My favorite game store ever was in Orlando, Florida. It was called Enterprise 151 (or something, I don't remember the numbers, but I'm sure some Star Trek nerd can probably figure them out) and, like most game stores, had comics in about half the store. It also boasted dozens of racks of games, none higher than my head, all of which were easy to flip through and explore. But the real reason I visited that store on a very regular basis was the old games section, where I could find games and books that had been out of print for decades. I spent hours flipping through old-school D&D modules and plastic-bagged board games. If Lone Star Comics had a section like that, I would be there every weekend.

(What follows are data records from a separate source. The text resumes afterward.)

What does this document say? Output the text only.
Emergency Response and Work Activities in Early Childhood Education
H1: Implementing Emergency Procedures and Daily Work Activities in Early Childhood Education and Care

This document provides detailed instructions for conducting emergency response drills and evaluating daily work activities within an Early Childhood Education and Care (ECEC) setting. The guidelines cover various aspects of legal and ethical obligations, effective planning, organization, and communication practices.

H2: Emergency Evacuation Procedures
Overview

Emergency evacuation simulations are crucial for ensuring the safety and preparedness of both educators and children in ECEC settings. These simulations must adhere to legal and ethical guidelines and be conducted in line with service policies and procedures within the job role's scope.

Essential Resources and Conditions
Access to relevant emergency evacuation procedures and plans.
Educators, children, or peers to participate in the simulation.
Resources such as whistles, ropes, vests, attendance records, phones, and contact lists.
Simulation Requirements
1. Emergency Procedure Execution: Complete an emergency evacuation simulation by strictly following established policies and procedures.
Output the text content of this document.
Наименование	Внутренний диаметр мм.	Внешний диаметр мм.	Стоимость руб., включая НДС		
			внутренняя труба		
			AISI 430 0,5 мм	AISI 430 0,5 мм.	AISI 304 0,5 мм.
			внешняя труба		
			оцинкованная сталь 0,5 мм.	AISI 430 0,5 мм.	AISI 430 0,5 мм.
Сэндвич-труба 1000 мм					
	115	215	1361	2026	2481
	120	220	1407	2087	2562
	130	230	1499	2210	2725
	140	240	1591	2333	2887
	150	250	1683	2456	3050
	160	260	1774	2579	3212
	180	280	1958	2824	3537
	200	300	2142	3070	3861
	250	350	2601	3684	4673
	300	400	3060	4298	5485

But the single greatest thing that I think is missing from nearly every game store is food. My family absolutely loves to visit Barnes & Noble because there's a Starbucks in the store. You can go in, buy a magazine or paperback, and then sit in the little cafe and sip a cup of coffee and eat a scone. That's not my bag - I prefer beer and pizza, and my mind rebels at the thought of paying $6 for a cup of coffee - but there's no denying that it brings people to the store. And I'm not accepting a candy machine and a mini-fridge with Mountain Dew - that's not food, that's ingestable garbage. If I could order a sandwich and a milkshake and then sit at a table in a clean, well-lit room while I played a game of Colosseum with a couple friends, I would spend most of my waking hours in that establishment.

So if you own a retail store and you read this column, please don't send me an anthrax letter. Instead, own up to the fact that internet retailers are not destroying the hobby. Understand that a campaign to 'support your FLGS' is stupid if you can't give me a reason to do it. This hobby can survive without you; you, on the other hand, can't survive without us. There will always be good game stores, and sadly, there will always be filthy stores where rat bites are just behind that stack of old Magic cards. Quit pretending to be the victim, buy an air-freshener and a mop, and make me want to come to your store. I'll even thank you for the opportunity to pay 20% more.